How to care for general surgery drainage tubes

  Abdominal drainage tube Role: placed in the low abdominal cavity, anastomosis, or sites prone to bleeding and exudation to facilitate drainage of fluid accumulated in the abdominal cavity, prevent leakage from the duodenal stump or intestinal anastomosis after surgery, and pancreatic surgery to prevent pancreatic fistula.  Type: There are two types of single and double cannulae.
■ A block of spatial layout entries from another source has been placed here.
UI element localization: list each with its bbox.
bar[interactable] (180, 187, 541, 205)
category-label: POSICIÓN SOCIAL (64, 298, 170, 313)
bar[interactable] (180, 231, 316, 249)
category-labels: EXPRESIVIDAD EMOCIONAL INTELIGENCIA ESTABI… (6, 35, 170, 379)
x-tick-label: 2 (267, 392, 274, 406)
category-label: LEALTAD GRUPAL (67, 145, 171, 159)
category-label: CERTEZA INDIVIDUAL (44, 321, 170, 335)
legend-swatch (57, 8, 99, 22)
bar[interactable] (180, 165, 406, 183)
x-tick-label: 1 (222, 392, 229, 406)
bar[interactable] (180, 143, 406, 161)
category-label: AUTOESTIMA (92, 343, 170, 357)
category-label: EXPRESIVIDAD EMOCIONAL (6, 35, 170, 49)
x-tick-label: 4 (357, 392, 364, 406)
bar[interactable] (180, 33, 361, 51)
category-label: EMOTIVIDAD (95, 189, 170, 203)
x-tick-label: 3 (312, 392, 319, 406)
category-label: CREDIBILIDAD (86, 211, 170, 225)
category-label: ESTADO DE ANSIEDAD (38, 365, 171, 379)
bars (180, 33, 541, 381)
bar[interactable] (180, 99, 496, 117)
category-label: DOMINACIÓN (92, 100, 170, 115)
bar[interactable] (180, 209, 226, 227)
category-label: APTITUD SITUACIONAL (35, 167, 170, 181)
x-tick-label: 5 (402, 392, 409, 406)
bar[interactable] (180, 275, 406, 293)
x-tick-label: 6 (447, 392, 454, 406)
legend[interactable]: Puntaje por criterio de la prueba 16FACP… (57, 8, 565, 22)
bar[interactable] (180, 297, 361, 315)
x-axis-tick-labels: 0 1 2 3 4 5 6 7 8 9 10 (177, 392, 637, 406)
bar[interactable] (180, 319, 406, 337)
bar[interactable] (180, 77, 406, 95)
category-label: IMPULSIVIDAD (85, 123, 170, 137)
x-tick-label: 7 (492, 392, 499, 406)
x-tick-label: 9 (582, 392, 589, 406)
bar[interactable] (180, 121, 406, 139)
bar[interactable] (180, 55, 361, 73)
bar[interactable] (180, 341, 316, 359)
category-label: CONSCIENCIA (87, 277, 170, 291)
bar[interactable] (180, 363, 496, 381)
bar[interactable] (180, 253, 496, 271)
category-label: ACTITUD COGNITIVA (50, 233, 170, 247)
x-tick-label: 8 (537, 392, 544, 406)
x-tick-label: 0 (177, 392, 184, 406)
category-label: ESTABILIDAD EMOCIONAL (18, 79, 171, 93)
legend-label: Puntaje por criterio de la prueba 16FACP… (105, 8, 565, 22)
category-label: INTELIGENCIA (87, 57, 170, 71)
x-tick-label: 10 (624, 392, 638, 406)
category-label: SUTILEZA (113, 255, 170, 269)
The purpose of using double cannulae for drainage is to prevent the wall of the drainage tube from collapsing due to the effect of negative pressure, which hinders the smooth flow of drainage.  Nursing operation: When the patient is transferred to the ward, the number of drains or drainage tubes placed must be counted, preferably marked according to the role or name and check whether the drainage bag is connected smoothly and the seal is intact; to be properly fixed to prevent distortion, pressure, folding; patient turning, getting out of bed, defecation should prevent the drainage tube from being dislodged or broken and slipped into the abdominal cavity, the dislodged should be promptly notified to the doctor; observation and recording of the drainage material The normal color is light red, later is yellow, clear liquid, 0 —-100ML per day, if the hourly amount is more than 50ML, lasting for 3 hours and red, or bile color, or cloudy color are abnormal; observe and record the amount of drainage material, the outer dressing is wet and timely change and estimate the amount of liquid, should squeeze the tube once every 30 minutes to prevent the tube from being blocked and no drainage tube. If the drainage tube is a double-cannula drainage tube, pay attention to keep the venting tube unobstructed and do not fold it; if negative pressure drainage is needed, adjust the required negative pressure and pay attention to maintain the negative pressure state; if the intra-abdominal drainage tube cannot be removed in 2-3 days, the skin tube should be rotated once every 2-3 days to avoid secondary injury caused by long-term fixed compression; if the drainage tube is needed to inject antibiotics and other drugs or to flush the lumen, it should be Observe the possible complications caused by drainage such as necrosis and bleeding of compressed tissues, intestinal fistula, secondary infection, pain, etc. The tube should be removed or replaced in time to deal with the complications.